The experience of crossing national borders has always been defined by inequality. A hierarchy of mobility determined those who were free and facilitated to move and those who faced many hurdles and restrictions to prevent them leaving home. But Covid-19 has challenged this mobility hierarchy. People traditionally seen to be at the top end – tourists, students and skilled migrants with potential to make an economic contribution to a country – are now restricted. They now sit alongside those who have long been at the other end of the spectrum – undocumented workers, refugees and asylum seekers, those who are deemed potentially a risk to the economy and to national security.
The pandemic is reshaping the inequalities of mobility in three new – or at least heightened – ways.
- The inequality of waiting
For many aspiring to get on a plane this year, this simply has not been possible, due to varying forms of border closures around the world. Many are waiting till the day comes when travel is possible. However, the experience of waiting is not equal. Staying still, doing nothing, delaying the future is an experience that is easier or more difficult depending on a number of complex cultural, social and economic factors. Waiting, for example, may be more difficult for those who are dealing with mental health issues, poverty or financial struggles, cultural pressure to give up, home and caring duties, access to the internet and domestic infrastructure.
- The inequality of information
Those seeking to move across borders are now dependent on reliable information about the “when” factor. Navigating the unknown and seeking certainty around time when there isn’t any to be found is deeply unsettling – and again, the quest for reliable information is unequal. Accessing this information depends upon factors including internet access and connectivity, the ability to navigate government internet restrictions, cultural literacy in terms of knowing where to seek this information and understand bureaucratic language as well as political challenges. At the same time, this quest for information depends greatly on local media landscapes and the level of tabloid, rumour and so-called “fake news” that may be more easily accessible than authoritative news and information.

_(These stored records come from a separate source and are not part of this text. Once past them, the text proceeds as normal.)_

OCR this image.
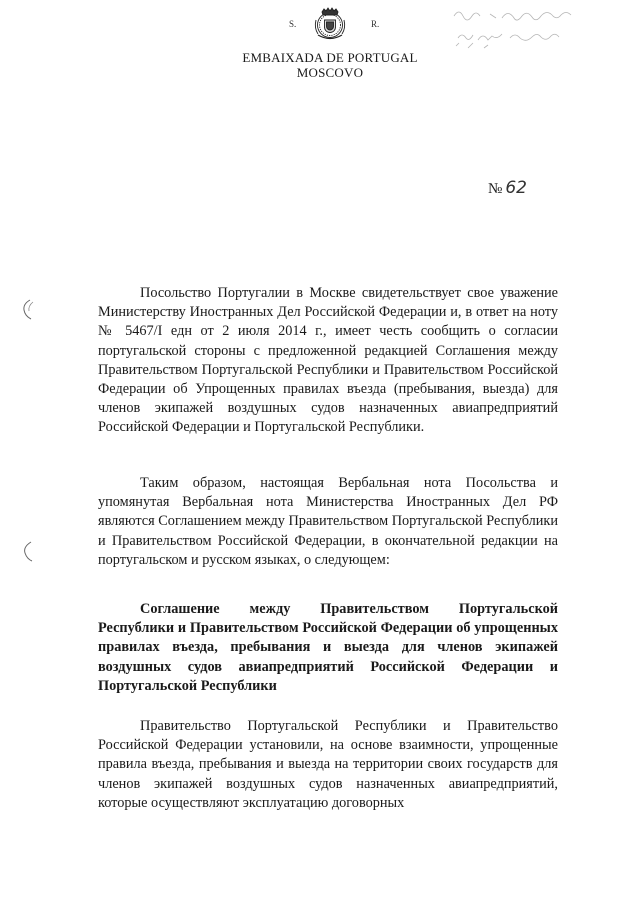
S.	R.
EMBAIXADA DE PORTUGAL
MOSCOVO
№ 62

Посольство Португалии в Москве свидетельствует свое уважение Министерству Иностранных Дел Российской Федерации и, в ответ на ноту № 5467/I едн от 2 июля 2014 г., имеет честь сообщить о согласии португальской стороны с предложенной редакцией Соглашения между Правительством Португальской Республики и Правительством Российской Федерации об Упрощенных правилах въезда (пребывания, выезда) для членов экипажей воздушных судов назначенных авиапредприятий Российской Федерации и Португальской Республики.

Таким образом, настоящая Вербальная нота Посольства и упомянутая Вербальная нота Министерства Иностранных Дел РФ являются Соглашением между Правительством Португальской Республики и Правительством Российской Федерации, в окончательной редакции на португальском и русском языках, о следующем:

Соглашение между Правительством Португальской Республики и Правительством Российской Федерации об упрощенных правилах въезда, пребывания и выезда для членов экипажей воздушных судов авиапредприятий Российской Федерации и Португальской Республики

Правительство Португальской Республики и Правительство Российской Федерации установили, на основе взаимности, упрощенные правила въезда, пребывания и выезда на территории своих государств для членов экипажей воздушных судов назначенных авиапредприятий, которые осуществляют эксплуатацию договорных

- The inequality of global health
The so-called “lottery of birth” will continue to play a role – that is, the public-health regime and distribution of vaccines in the nation state in which a person happens to have been born or currently is waiting. The accessibility of vaccines and the public infrastructure to administer them is far from a level playing field globally, with those in poorer, less developed nations relying on global assistance and partnerships to achieve an effective level of herd immunity that will eventually facilitate the resumption of mobility. Discussions about “green lanes”, “travel bubbles” and “safety corridors” position borders as uneven spaces whereby those who are fortunate enough to be within a nation that has managed to control the virus may be facilitated easier access to move across borders than those who are not so fortunate.
These layers of mobility inequality are not entirely new. Refugees and asylum seekers are all too familiar with the idea of the “waiting game” as highly unequal and politicised. Likewise, global inequalities have always defined the patterns and flows of migration and mobility.
In this pandemic time, however, groups of people previously associated with relatively privileged migration and mobility are also experiencing this “border-as-temporal” phenomenon. This offers a chance to reassess the understanding of people traditionally seen as on the “privileged” end of the global mobility hierarchy, and to look for layers of inequality within these groups. Such recognition of the inequalities-within-inequalities can only assist in designing effective policy, support and responses that reflect the diversity of mobility experiences.
One group of relatively privileged mobile people affected by border closures are international students. International students are people who have the money and resources behind them to choose to leave their home and study in another country. They are largely welcomed as bringing an economic contribution not only to their host country’s institutions, but also to their local domestic economies.
As a result of Australia’s international border closure in March 2020, there are now around 92,000 of Australia’s international students still “stuck” offshore. These students are experiencing the border as temporal – they will “eventually” be able to cross it when the time is deemed right. For now, they are waiting. However, the experience of this waiting is far from equal and will define who will eventually cross the border once the time comes.
Restrictions around educational mobility amount to a restriction around being able to achieve, and to move upwards and onwards.
For international students stuck offshore, it is those who have the social, human and cultural capital to navigate the waiting game who will be successful in eventually achieving their end goal and entering a foreign campus. Those with limited internet connectivity, cultural and familial pressure to stay home, those facing large financial stresses in order to wait, those with caring or family duties at home are less likely to be able to hold on. The waiting game for these students is a tough ask. Whereas others will be privileged enough to afford to switch plans, re-enrol in an institution in a different country and travel through a border that is open now.
For the Australian higher education sector, when borders do finally reopen, it will be the group from the middle are most likely to disembark. Those who have enough resources to wait, but not enough to afford to pay not to wait. They are “of-the-middle” and as such will likely arrive back on our shores with a sense of urgency, diminished finances and having accomplished a potentially emotionally charged journey of stasis.
All forms of mobility are tied with a desire to achieve goals. Educational mobility is an obvious form of this. International education translates to a form of mobility-as-capital that is ideally converted into social capital. Restrictions around educational mobility thus amount to a restriction around being able to achieve, and to move upwards and onwards. This perpetuates these inequalities, making it more difficult for future generations to achieve similar ambitions.